- Да из Даньковой головы.
- Паленым котом засмердило!
- Га-га-га!
- Это тебе - на спине!
- Не на то подумала! Ой, девчата, какие у вас черные мысли!
- Эй, девки, держитесь, сейчас ветер подует!
- А мы не боимся!
- Нам теперь не страшно!
- Гляди ж ты! Какие девки теперь! Как наденет панские штаны, так не боится и сатаны!
- А погляди, погляди, во-он с Марушкой Гринчишиной и Сопиина Яринка!
- Заворачивай, хлопцы, соб!*
_______________
* С о б - возглас, которым направляют лошадей и быков налево.
- Скорей, скорей!
Поздно. Мария с Яринкой вошли на крыльцо, смешались с гурьбой желающих попасть на представление.
Подругам посчастливилось протиснуться в помещение и занять удобное место возле стены.
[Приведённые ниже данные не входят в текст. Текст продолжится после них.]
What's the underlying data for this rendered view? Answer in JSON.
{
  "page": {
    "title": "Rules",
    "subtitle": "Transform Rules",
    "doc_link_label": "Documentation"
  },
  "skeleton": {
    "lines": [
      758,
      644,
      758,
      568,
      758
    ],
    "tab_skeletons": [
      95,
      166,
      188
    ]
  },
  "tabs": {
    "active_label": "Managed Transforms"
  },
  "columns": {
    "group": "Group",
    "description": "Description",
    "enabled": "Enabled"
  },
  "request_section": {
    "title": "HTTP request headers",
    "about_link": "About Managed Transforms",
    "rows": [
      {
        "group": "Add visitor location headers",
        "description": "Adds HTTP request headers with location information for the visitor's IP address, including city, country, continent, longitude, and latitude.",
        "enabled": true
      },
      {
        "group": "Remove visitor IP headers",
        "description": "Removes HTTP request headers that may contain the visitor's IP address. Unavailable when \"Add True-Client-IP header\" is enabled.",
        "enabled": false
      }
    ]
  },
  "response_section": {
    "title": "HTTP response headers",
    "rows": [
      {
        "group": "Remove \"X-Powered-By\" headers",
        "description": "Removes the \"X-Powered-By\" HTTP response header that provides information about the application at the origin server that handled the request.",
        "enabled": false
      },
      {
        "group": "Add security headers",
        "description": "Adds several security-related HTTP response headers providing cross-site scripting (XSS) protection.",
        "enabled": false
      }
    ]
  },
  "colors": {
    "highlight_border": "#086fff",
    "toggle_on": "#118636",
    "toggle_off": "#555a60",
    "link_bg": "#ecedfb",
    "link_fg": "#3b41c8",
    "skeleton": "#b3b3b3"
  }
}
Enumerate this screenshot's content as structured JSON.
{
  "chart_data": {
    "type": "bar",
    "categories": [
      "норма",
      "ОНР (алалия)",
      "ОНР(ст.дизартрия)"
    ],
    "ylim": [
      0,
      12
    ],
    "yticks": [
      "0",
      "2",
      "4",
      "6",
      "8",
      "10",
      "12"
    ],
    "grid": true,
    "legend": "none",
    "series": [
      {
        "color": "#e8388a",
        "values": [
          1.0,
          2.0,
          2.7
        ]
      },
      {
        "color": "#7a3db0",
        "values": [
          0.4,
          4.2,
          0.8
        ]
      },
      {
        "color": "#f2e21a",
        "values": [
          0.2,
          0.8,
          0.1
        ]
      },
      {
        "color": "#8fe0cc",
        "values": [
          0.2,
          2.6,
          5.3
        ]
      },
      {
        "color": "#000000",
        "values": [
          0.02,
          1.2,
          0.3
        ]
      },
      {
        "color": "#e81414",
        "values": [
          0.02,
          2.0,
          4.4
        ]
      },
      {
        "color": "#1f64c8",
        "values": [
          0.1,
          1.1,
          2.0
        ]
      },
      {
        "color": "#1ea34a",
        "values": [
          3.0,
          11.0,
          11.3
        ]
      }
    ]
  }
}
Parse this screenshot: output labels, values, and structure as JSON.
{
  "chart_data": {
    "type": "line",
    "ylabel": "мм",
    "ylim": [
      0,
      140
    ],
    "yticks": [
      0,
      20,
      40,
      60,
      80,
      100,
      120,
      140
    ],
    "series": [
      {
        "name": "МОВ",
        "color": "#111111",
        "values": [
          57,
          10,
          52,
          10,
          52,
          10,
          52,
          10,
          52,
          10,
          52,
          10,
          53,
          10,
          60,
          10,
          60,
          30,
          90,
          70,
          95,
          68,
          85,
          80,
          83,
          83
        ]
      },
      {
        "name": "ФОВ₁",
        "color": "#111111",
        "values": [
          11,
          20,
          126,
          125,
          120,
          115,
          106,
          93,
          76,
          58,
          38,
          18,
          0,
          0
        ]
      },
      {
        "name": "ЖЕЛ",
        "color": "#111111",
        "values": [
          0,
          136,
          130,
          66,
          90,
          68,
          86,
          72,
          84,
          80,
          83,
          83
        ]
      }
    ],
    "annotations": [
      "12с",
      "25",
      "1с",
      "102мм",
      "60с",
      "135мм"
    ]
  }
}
Яринка боялась пошевельнуться, чтобы не выпачкать праздничную одежду белой глиной.
В хате было душно и очень светло. Четыре или пять керосиновых ламп "молния" стояло на полочках возле стен, выплескивая на потолок круглые светлые полыньи.
На длинных скамьях тесно умостились чинные дядьки да тетки. Мужчины привычно держали между пальцев козьи ножки, не решаясь, однако, курить, на стене висел плакат "Здесь курят только...". А под этими словами был намалевана розовая хрюшка с закрученным хвостиком и папироской в зубах. И еще висел плакат: "Не плюй на пол", но парубки обезвредили его, дописав углем: "...а плюнул, так разотри".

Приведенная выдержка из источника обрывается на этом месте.